Books (About Sex) for Bernard Lewis

Yes, it's high time Mr. Lewis learned about sex.

In amongst reporting on struggles in Egypt, the tragedy in Norway, and other news, I stumbled across a few tweets yesterday about this silliness in Time magazine:

“(I can’t get no) satisfaction” was certainly not on the sound track to the Arab revolts. But it might very well have been their subtext, according to the well-known Middle East scholar Bernard Lewis, who argued in an interview with the Jerusalem Post that the uprisings were fueled in part by sexual frustration. “In the Muslim world, casual sex, Western-style, doesn’t exist,” Lewis said. “If a young man wants sex, there are only two possibilities — marriage and the brothel. You have these vast numbers of young men growing up without the money either for the brothel or the bride-price, with raging sexual desire. On the one hand, it can lead to the suicide bomber. On the other hand, sheer frustration.”

This somewhat questionable reportage is followed by the sentence, “The theory has drawn virulent rebuttals from some and slow nods of acceptance from others.” (Neither the virulent rebutters nor the slow nodders are named.)

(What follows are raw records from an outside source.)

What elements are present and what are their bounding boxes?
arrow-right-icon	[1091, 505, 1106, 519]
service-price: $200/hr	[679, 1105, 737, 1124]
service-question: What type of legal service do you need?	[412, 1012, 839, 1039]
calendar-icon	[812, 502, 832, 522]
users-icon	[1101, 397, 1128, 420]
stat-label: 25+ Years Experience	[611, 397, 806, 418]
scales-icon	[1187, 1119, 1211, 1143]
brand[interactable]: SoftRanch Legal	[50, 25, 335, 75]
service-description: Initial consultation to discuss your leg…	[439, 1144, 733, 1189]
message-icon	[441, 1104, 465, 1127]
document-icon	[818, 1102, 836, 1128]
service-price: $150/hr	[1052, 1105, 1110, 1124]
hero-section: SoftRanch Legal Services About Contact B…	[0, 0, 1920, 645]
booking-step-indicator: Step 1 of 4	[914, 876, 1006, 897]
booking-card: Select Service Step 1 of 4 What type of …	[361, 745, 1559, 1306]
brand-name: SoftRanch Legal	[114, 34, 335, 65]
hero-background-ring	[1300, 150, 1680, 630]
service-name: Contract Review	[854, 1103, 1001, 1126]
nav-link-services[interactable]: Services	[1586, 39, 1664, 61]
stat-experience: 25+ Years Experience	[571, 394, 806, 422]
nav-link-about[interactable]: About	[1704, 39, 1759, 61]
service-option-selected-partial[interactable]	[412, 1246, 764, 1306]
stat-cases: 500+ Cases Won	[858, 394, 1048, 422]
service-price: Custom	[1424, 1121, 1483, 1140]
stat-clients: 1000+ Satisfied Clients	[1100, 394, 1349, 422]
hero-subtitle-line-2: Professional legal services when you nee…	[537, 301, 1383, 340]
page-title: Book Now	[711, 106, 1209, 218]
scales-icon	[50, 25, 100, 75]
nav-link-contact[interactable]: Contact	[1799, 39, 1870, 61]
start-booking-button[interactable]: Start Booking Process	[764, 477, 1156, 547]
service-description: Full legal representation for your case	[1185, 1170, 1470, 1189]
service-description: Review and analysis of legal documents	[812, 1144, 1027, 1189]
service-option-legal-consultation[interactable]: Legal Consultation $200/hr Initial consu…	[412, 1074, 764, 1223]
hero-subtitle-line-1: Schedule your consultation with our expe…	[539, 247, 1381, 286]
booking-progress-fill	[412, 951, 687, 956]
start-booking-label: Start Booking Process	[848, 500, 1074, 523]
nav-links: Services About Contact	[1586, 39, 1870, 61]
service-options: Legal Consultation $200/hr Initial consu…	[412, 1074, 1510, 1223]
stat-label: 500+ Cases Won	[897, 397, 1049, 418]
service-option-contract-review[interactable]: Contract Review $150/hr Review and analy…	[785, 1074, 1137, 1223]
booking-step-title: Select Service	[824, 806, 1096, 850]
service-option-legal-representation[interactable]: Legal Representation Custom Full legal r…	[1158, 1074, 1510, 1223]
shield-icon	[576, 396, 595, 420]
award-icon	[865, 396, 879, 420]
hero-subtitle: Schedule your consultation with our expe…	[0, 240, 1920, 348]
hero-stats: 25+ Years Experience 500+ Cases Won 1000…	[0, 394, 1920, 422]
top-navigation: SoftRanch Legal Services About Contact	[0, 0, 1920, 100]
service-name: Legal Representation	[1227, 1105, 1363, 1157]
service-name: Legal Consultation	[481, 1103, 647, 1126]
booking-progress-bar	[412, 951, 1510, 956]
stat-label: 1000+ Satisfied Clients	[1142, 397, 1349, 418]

Yes, I realize that Bernard Lewis is 95, and that he’s perhaps a bit set in his ways. But, dearie, it’s never too late! Indeed, once he gets started, Mr. Lewis will find that it’s difficult to read through a contemporary Arab novel without stumbling across some treatment of non-marital sex and desire. But we’re not just looking for any treatment. For Lewis, we want truly interesting literary depictions of sex and attitudes toward sex.

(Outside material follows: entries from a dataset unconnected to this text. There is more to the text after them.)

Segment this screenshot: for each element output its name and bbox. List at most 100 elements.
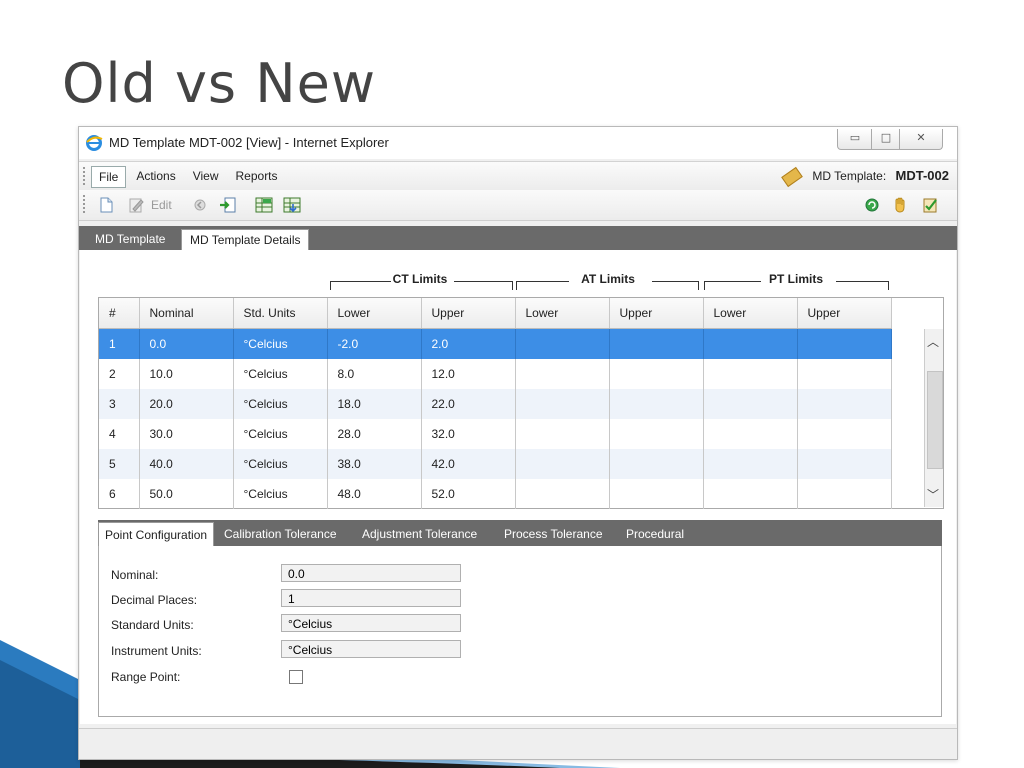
table-row[interactable]: 6 50.0 °Celcius 48.0 52.0 [99, 479, 892, 509]
table-cell[interactable]: 8.0 [327, 359, 422, 389]
col-header-std-units[interactable]: Std. Units [233, 298, 328, 329]
table-cell[interactable]: 28.0 [327, 419, 422, 449]
table-row[interactable]: 4 30.0 °Celcius 28.0 32.0 [99, 419, 892, 449]
grid-export-icon[interactable] [283, 196, 301, 214]
table-cell[interactable]: 18.0 [327, 389, 422, 419]
back-icon[interactable] [191, 196, 209, 214]
table-cell[interactable] [703, 479, 798, 509]
menu-view[interactable]: View [186, 166, 226, 188]
table-cell[interactable] [703, 449, 798, 479]
col-header-at-lower[interactable]: Lower [515, 298, 610, 329]
col-header-pt-upper[interactable]: Upper [797, 298, 892, 329]
table-cell[interactable] [609, 419, 704, 449]
table-cell[interactable]: 40.0 [139, 449, 234, 479]
table-cell[interactable] [703, 419, 798, 449]
table-cell[interactable]: 32.0 [421, 419, 516, 449]
tab-md-template[interactable]: MD Template [87, 229, 173, 250]
tab-procedural[interactable]: Procedural [620, 522, 690, 546]
table-cell[interactable] [797, 328, 892, 359]
table-cell[interactable]: 52.0 [421, 479, 516, 509]
table-cell[interactable]: 10.0 [139, 359, 234, 389]
table-cell[interactable]: 2.0 [421, 328, 516, 359]
table-cell[interactable]: 6 [99, 479, 140, 509]
col-header-index[interactable]: # [99, 298, 140, 329]
table-cell[interactable] [797, 479, 892, 509]
hand-icon[interactable] [891, 196, 909, 214]
table-cell[interactable] [515, 359, 610, 389]
table-cell[interactable]: °Celcius [233, 449, 328, 479]
table-cell[interactable] [515, 449, 610, 479]
scroll-down-icon[interactable]: ﹀ [927, 486, 939, 503]
refresh-icon[interactable] [863, 196, 881, 214]
menu-actions[interactable]: Actions [129, 166, 182, 188]
table-row[interactable]: 2 10.0 °Celcius 8.0 12.0 [99, 359, 892, 389]
col-header-ct-upper[interactable]: Upper [421, 298, 516, 329]
range-point-checkbox[interactable] [289, 670, 303, 684]
table-cell[interactable] [515, 479, 610, 509]
table-cell[interactable] [797, 449, 892, 479]
table-cell[interactable] [515, 419, 610, 449]
table-cell[interactable] [609, 389, 704, 419]
minimize-button[interactable]: ▭ [837, 129, 873, 150]
maximize-button[interactable]: □ [871, 129, 901, 150]
table-cell[interactable]: 22.0 [421, 389, 516, 419]
close-button[interactable]: ✕ [899, 129, 943, 150]
table-cell[interactable] [515, 389, 610, 419]
table-cell[interactable]: 4 [99, 419, 140, 449]
table-row[interactable]: 3 20.0 °Celcius 18.0 22.0 [99, 389, 892, 419]
table-cell[interactable] [703, 328, 798, 359]
decimal-places-field[interactable]: 1 [281, 589, 461, 607]
table-cell[interactable] [703, 389, 798, 419]
col-header-nominal[interactable]: Nominal [139, 298, 234, 329]
table-cell[interactable]: °Celcius [233, 389, 328, 419]
table-cell[interactable]: 0.0 [139, 328, 234, 359]
table-cell[interactable] [515, 328, 610, 359]
menu-reports[interactable]: Reports [229, 166, 285, 188]
table-cell[interactable]: 1 [99, 328, 140, 359]
nominal-field[interactable]: 0.0 [281, 564, 461, 582]
table-cell[interactable]: °Celcius [233, 419, 328, 449]
table-cell[interactable] [609, 359, 704, 389]
table-row[interactable]: 5 40.0 °Celcius 38.0 42.0 [99, 449, 892, 479]
edit-icon[interactable] [127, 196, 145, 214]
col-header-ct-lower[interactable]: Lower [327, 298, 422, 329]
table-row[interactable]: 1 0.0 °Celcius -2.0 2.0 [99, 328, 892, 359]
table-cell[interactable]: 5 [99, 449, 140, 479]
table-cell[interactable] [797, 419, 892, 449]
table-cell[interactable] [609, 479, 704, 509]
tab-point-configuration[interactable]: Point Configuration [98, 522, 215, 547]
table-cell[interactable] [797, 359, 892, 389]
instrument-units-field[interactable]: °Celcius [281, 640, 461, 658]
table-cell[interactable]: 12.0 [421, 359, 516, 389]
table-cell[interactable] [797, 389, 892, 419]
table-cell[interactable]: 20.0 [139, 389, 234, 419]
grid-scrollbar[interactable]: ︿ ﹀ [924, 329, 943, 507]
table-cell[interactable]: °Celcius [233, 328, 328, 359]
table-cell[interactable]: 38.0 [327, 449, 422, 479]
edit-button-label[interactable]: Edit [151, 198, 172, 212]
tab-adjustment-tolerance[interactable]: Adjustment Tolerance [356, 522, 483, 546]
table-cell[interactable] [609, 328, 704, 359]
export-icon[interactable] [219, 196, 237, 214]
table-cell[interactable]: °Celcius [233, 479, 328, 509]
col-header-pt-lower[interactable]: Lower [703, 298, 798, 329]
scroll-up-icon[interactable]: ︿ [927, 333, 939, 350]
tab-calibration-tolerance[interactable]: Calibration Tolerance [218, 522, 343, 546]
tab-md-template-details[interactable]: MD Template Details [181, 229, 310, 251]
standard-units-field[interactable]: °Celcius [281, 614, 461, 632]
grid-add-icon[interactable] [255, 196, 273, 214]
table-cell[interactable]: -2.0 [327, 328, 422, 359]
table-cell[interactable]: 3 [99, 389, 140, 419]
table-cell[interactable] [703, 359, 798, 389]
table-cell[interactable]: 42.0 [421, 449, 516, 479]
table-cell[interactable]: 2 [99, 359, 140, 389]
new-document-icon[interactable] [97, 196, 115, 214]
tab-process-tolerance[interactable]: Process Tolerance [498, 522, 609, 546]
menu-file[interactable]: File [91, 166, 127, 188]
table-cell[interactable] [609, 449, 704, 479]
scroll-thumb[interactable] [927, 371, 943, 469]
table-cell[interactable]: 30.0 [139, 419, 234, 449]
col-header-at-upper[interactable]: Upper [609, 298, 704, 329]
table-cell[interactable]: °Celcius [233, 359, 328, 389]
table-cell[interactable]: 50.0 [139, 479, 234, 509]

We’ll start him out with two memoirs: Life is More Beautiful than Paradise, by Egyptian author Khaled al-Berry, which looks into the relationship between desire and Islamist organizations in upper Egypt, and Moroccan Abdellah Taia’s Salvation Army, a lovely discussion of desire, gay sex, the movies, and other things. Mr. Lewis can also find Taia’s “The Wounded Man” in the Beirut39 collection.

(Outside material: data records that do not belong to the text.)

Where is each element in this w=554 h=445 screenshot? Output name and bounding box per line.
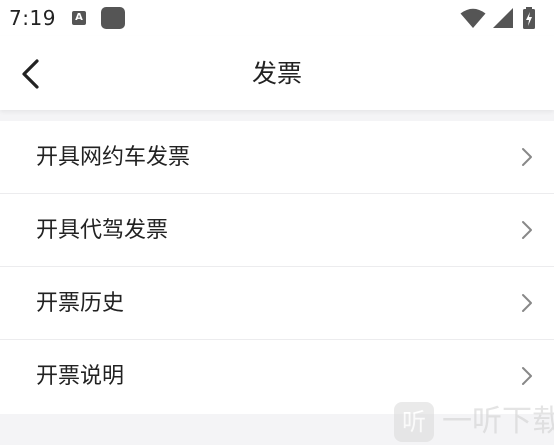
chevron-right-icon — [522, 148, 532, 166]
status-time: 7:19 — [9, 6, 56, 30]
a-icon: A — [72, 11, 86, 25]
wifi-icon — [460, 8, 486, 28]
status-bar: 7:19 A — [0, 0, 554, 36]
app-icon — [101, 7, 125, 29]
menu-item-label: 开具代驾发票 — [36, 218, 169, 243]
menu-item-label: 开票历史 — [36, 291, 125, 316]
chevron-right-icon — [522, 221, 532, 239]
signal-icon — [493, 8, 513, 28]
menu-item-invoice-history[interactable]: 开票历史 — [0, 267, 554, 340]
menu-item-label: 开票说明 — [36, 364, 125, 389]
page-title: 发票 — [251, 59, 302, 88]
watermark-logo: 听 — [394, 402, 434, 442]
menu-item-ride-hailing-invoice[interactable]: 开具网约车发票 — [0, 121, 554, 194]
menu-item-label: 开具网约车发票 — [36, 145, 191, 170]
chevron-right-icon — [522, 367, 532, 385]
nav-bar: 发票 — [0, 36, 554, 110]
status-indicators — [460, 7, 544, 29]
menu-list: 开具网约车发票 开具代驾发票 开票历史 开票说明 — [0, 121, 554, 414]
battery-charging-icon — [523, 7, 535, 29]
watermark-text: 一听下载 — [442, 404, 554, 439]
chevron-right-icon — [522, 294, 532, 312]
menu-item-designated-driver-invoice[interactable]: 开具代驾发票 — [0, 194, 554, 267]
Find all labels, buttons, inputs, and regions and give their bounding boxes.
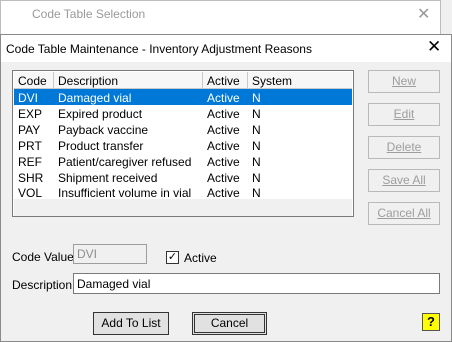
description-label: Description: <box>12 278 76 292</box>
code-table-maintenance-dialog: Code Table Maintenance - Inventory Adjus… <box>0 34 452 342</box>
cell-description: Shipment received <box>58 171 158 185</box>
background-window-title: Code Table Selection <box>32 7 146 21</box>
description-field[interactable]: Damaged vial <box>73 273 440 294</box>
cell-description: Payback vaccine <box>58 123 149 137</box>
cell-code: EXP <box>18 107 43 121</box>
background-close-icon[interactable]: ✕ <box>417 4 430 24</box>
help-icon[interactable]: ? <box>422 313 440 331</box>
background-window: Code Table Selection ✕ <box>0 0 441 34</box>
cell-system: N <box>252 139 261 153</box>
cell-code: REF <box>18 155 42 169</box>
new-button[interactable]: New <box>368 70 440 93</box>
cell-description: Patient/caregiver refused <box>58 155 192 169</box>
cell-code: PAY <box>18 123 41 137</box>
code-value-field[interactable]: DVI <box>73 244 147 264</box>
save-all-button[interactable]: Save All <box>368 169 440 192</box>
column-header-code[interactable]: Code <box>14 72 54 89</box>
list-row[interactable]: VOL Insufficient volume in vial Active N <box>14 185 352 200</box>
dialog-title: Code Table Maintenance - Inventory Adjus… <box>6 42 312 56</box>
code-list[interactable]: Code Description Active System DVI Damag… <box>12 70 354 217</box>
cell-system: N <box>252 107 261 121</box>
cell-system: N <box>252 171 261 185</box>
list-row[interactable]: SHR Shipment received Active N <box>14 169 352 185</box>
cell-description: Damaged vial <box>58 91 132 105</box>
list-row[interactable]: PAY Payback vaccine Active N <box>14 121 352 137</box>
cell-active: Active <box>207 155 240 169</box>
cell-system: N <box>252 91 261 105</box>
code-value-label: Code Value: <box>12 250 78 264</box>
cell-description: Insufficient volume in vial <box>58 186 192 200</box>
cell-active: Active <box>207 107 240 121</box>
column-header-active[interactable]: Active <box>203 72 248 89</box>
cell-description: Product transfer <box>58 139 144 153</box>
list-row[interactable]: EXP Expired product Active N <box>14 105 352 121</box>
cell-description: Expired product <box>58 107 143 121</box>
cell-code: DVI <box>18 91 39 105</box>
cell-code: VOL <box>18 186 43 200</box>
close-icon[interactable]: ✕ <box>427 37 441 57</box>
edit-button[interactable]: Edit <box>368 103 440 126</box>
active-label[interactable]: Active <box>184 251 217 265</box>
cell-system: N <box>252 155 261 169</box>
list-row[interactable]: PRT Product transfer Active N <box>14 137 352 153</box>
cell-code: PRT <box>18 139 42 153</box>
cell-active: Active <box>207 139 240 153</box>
cell-active: Active <box>207 171 240 185</box>
cell-system: N <box>252 186 261 200</box>
cell-active: Active <box>207 91 240 105</box>
column-header-system[interactable]: System <box>248 72 352 89</box>
cell-code: SHR <box>18 171 44 185</box>
column-header-description[interactable]: Description <box>54 72 203 89</box>
cancel-all-button[interactable]: Cancel All <box>368 202 440 225</box>
cancel-button[interactable]: Cancel <box>192 312 267 335</box>
list-horizontal-scroll-area <box>14 199 352 216</box>
dialog-titlebar: Code Table Maintenance - Inventory Adjus… <box>1 35 451 62</box>
cell-active: Active <box>207 123 240 137</box>
cell-system: N <box>252 123 261 137</box>
list-row[interactable]: DVI Damaged vial Active N <box>14 89 352 105</box>
delete-button[interactable]: Delete <box>368 136 440 159</box>
cell-active: Active <box>207 186 240 200</box>
add-to-list-button[interactable]: Add To List <box>93 312 169 335</box>
list-row[interactable]: REF Patient/caregiver refused Active N <box>14 153 352 169</box>
active-checkbox[interactable]: ✓ <box>166 251 179 264</box>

Habib Selmi’s The Scents of Marie-Claire has beautiful descriptions of the fading of a sexual relationship between a Frenchwoman and a Tunisian man.

And Mr. Lewis will find that Hanan al-Shaykh’s The Story of Zahra is a must-read, for the relationships between family, power, and the enjoyment of sex. (More suggested al-Shaykh novels here.)

If he would like a more erotic break, he can read some of Adonis’s poems about desire.

Then Mr. Lewis will want to resume his literary quest to understand modern human sexuality by reading Mohammed Choukri’s For Bread Alone. He’ll unfortunately need to explore how desire can become twisted, and yoked into the service of other desires, by reading Elias Khoury’s Yalo. Yemeni novelist Zayd Mutee Dammaj also gives an interesting portrait of the relationship between power, culture, and sexual desire in his novel The Hostage.

If Mr. Lewis’s attention span is failing him, there’s a short excerpt of Jordanian author Ghalib Halasa’s Sultanah, trans. Ali Issa, posted on Jadaliyya.

Then, if Mr. Lewis needs a pick-me-up, for a freeing portrait of sex as (potential) liberation, he may explore  So You May See, by Mona Prince. More about that book later in the week.

Of course, this is a serious issue deserving of serious treatment, such as:

Maya Mikdashi: What is Good Sex?

And I can say nothing about it, but @benjamingeer recommends: Sexuality in the Arab World,
Edited by Samir Khalaf and John Gagnon.